Re: Xcode Development
Re: Xcode Development
- Subject: Re: Xcode Development
- From: Alex Zavatone <email@hidden>
- Date: Sun, 01 Jul 2012 19:29:18 -0400
On Jul 1, 2012, at 6:53 PM, Crispin Bennett wrote:
> On 02/07/2012, at 7:32 AM, Alex Zavatone wrote:
>> Try finding out how to open a "console only" window.
>>
>> You have to create a tab first. WTF, a tab?
>>
>> Then drag the console into it, then drag the console tab off into a space where it will be its own window.
>>
>> And try resizing it to make it really small. You can't. You're limited by a minimum width of around 640 pixels wide.
>
> Alex, if you're that annoyed by it, *just stop using Xcode* (or at least minimise its use). It surely must be the greatest inhibitor to the development of a decent supra-Apple tools ecosystem that Apple devs are so resistant to non-Apple tools. It's true you need Xcode for a few things (IB, core data, some build stuff). But for daily coding it's rarely necessary. A decent editor + xcodebuild is enough. If you prefer an IDE (I do), use AppCode, which is not perfect, but it's unarguably better than Xcode (inevitably, as JetBrains specialise in developer tools, listen intently to developers, and have as a natural consequence developed superior expertise to that of Apple in that area).
> __
I'll have to check this out. It appears that some references to projects are just based on the project name.

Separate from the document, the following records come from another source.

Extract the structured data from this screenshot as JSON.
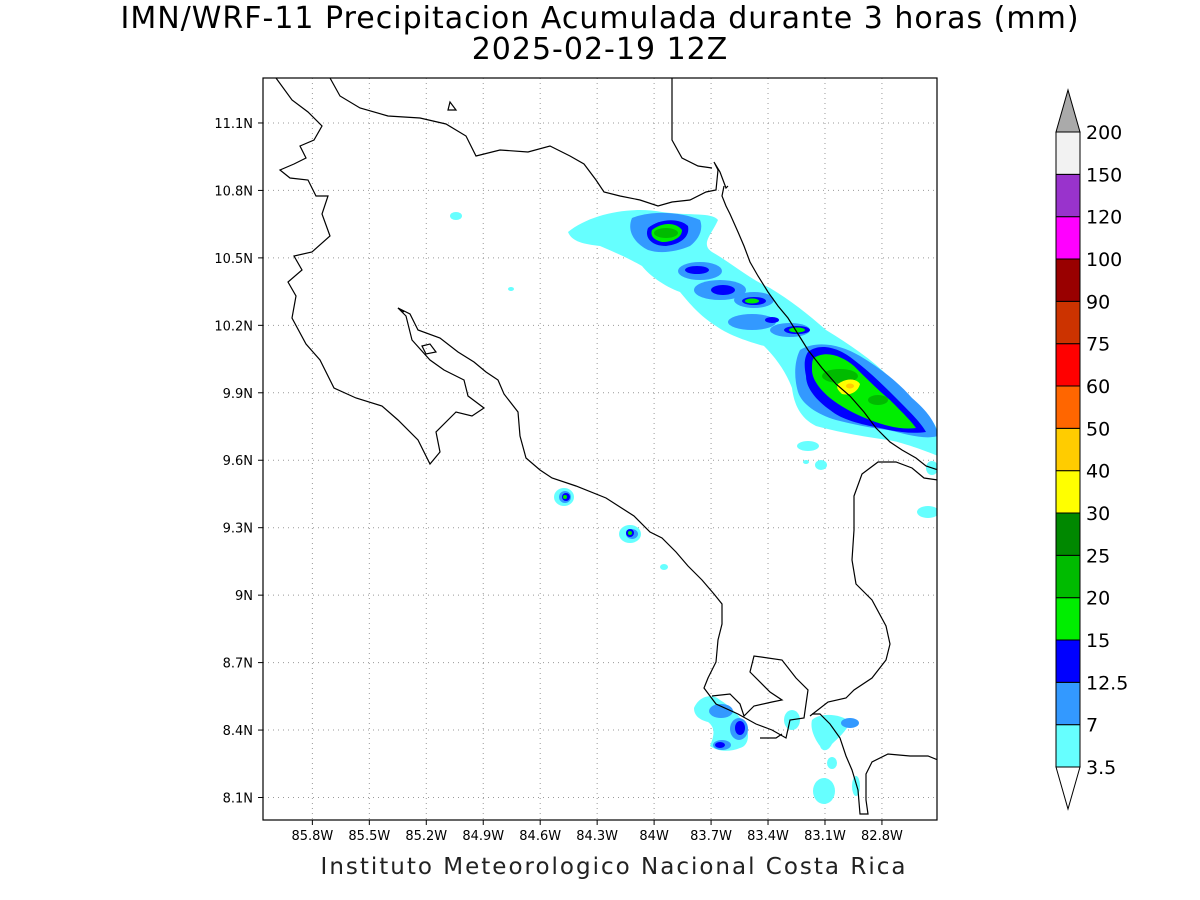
{
  "title": "IMN/WRF-11 Precipitacion Acumulada durante 3 horas (mm)",
  "subtitle": "2025-02-19 12Z",
  "footer": "Instituto Meteorologico Nacional Costa Rica",
  "map": {
    "lon_range": [
      -86.06,
      -82.51
    ],
    "lat_range": [
      8.0,
      11.3
    ],
    "lon_ticks": [
      {
        "value": -85.8,
        "label": "85.8W"
      },
      {
        "value": -85.5,
        "label": "85.5W"
      },
      {
        "value": -85.2,
        "label": "85.2W"
      },
      {
        "value": -84.9,
        "label": "84.9W"
      },
      {
        "value": -84.6,
        "label": "84.6W"
      },
      {
        "value": -84.3,
        "label": "84.3W"
      },
      {
        "value": -84.0,
        "label": "84W"
      },
      {
        "value": -83.7,
        "label": "83.7W"
      },
      {
        "value": -83.4,
        "label": "83.4W"
      },
      {
        "value": -83.1,
        "label": "83.1W"
      },
      {
        "value": -82.8,
        "label": "82.8W"
      }
    ],
    "lat_ticks": [
      {
        "value": 11.1,
        "label": "11.1N"
      },
      {
        "value": 10.8,
        "label": "10.8N"
      },
      {
        "value": 10.5,
        "label": "10.5N"
      },
      {
        "value": 10.2,
        "label": "10.2N"
      },
      {
        "value": 9.9,
        "label": "9.9N"
      },
      {
        "value": 9.6,
        "label": "9.6N"
      },
      {
        "value": 9.3,
        "label": "9.3N"
      },
      {
        "value": 9.0,
        "label": "9N"
      },
      {
        "value": 8.7,
        "label": "8.7N"
      },
      {
        "value": 8.4,
        "label": "8.4N"
      },
      {
        "value": 8.1,
        "label": "8.1N"
      }
    ],
    "grid": true
  },
  "legend": {
    "levels": [
      {
        "label": "3.5",
        "color": "#66ffff"
      },
      {
        "label": "7",
        "color": "#3399ff"
      },
      {
        "label": "12.5",
        "color": "#0000ff"
      },
      {
        "label": "15",
        "color": "#00ee00"
      },
      {
        "label": "20",
        "color": "#00bb00"
      },
      {
        "label": "25",
        "color": "#008800"
      },
      {
        "label": "30",
        "color": "#ffff00"
      },
      {
        "label": "40",
        "color": "#ffcc00"
      },
      {
        "label": "50",
        "color": "#ff6600"
      },
      {
        "label": "60",
        "color": "#ff0000"
      },
      {
        "label": "75",
        "color": "#cc3300"
      },
      {
        "label": "90",
        "color": "#990000"
      },
      {
        "label": "100",
        "color": "#ff00ff"
      },
      {
        "label": "120",
        "color": "#9933cc"
      },
      {
        "label": "150",
        "color": "#f2f2f2"
      },
      {
        "label": "200",
        "color": "#aaaaaa"
      }
    ]
  }
}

Just last week, I was opening an older copy of a project in Xcode and I had a newer copy opened. Some of the actions performed were done against the second copy of the project that I had open while trying to do a build.
Of course, quit and restart worked, but come on.
TL;DR: Xcode gets confused easily if you have two projects open using the same project name.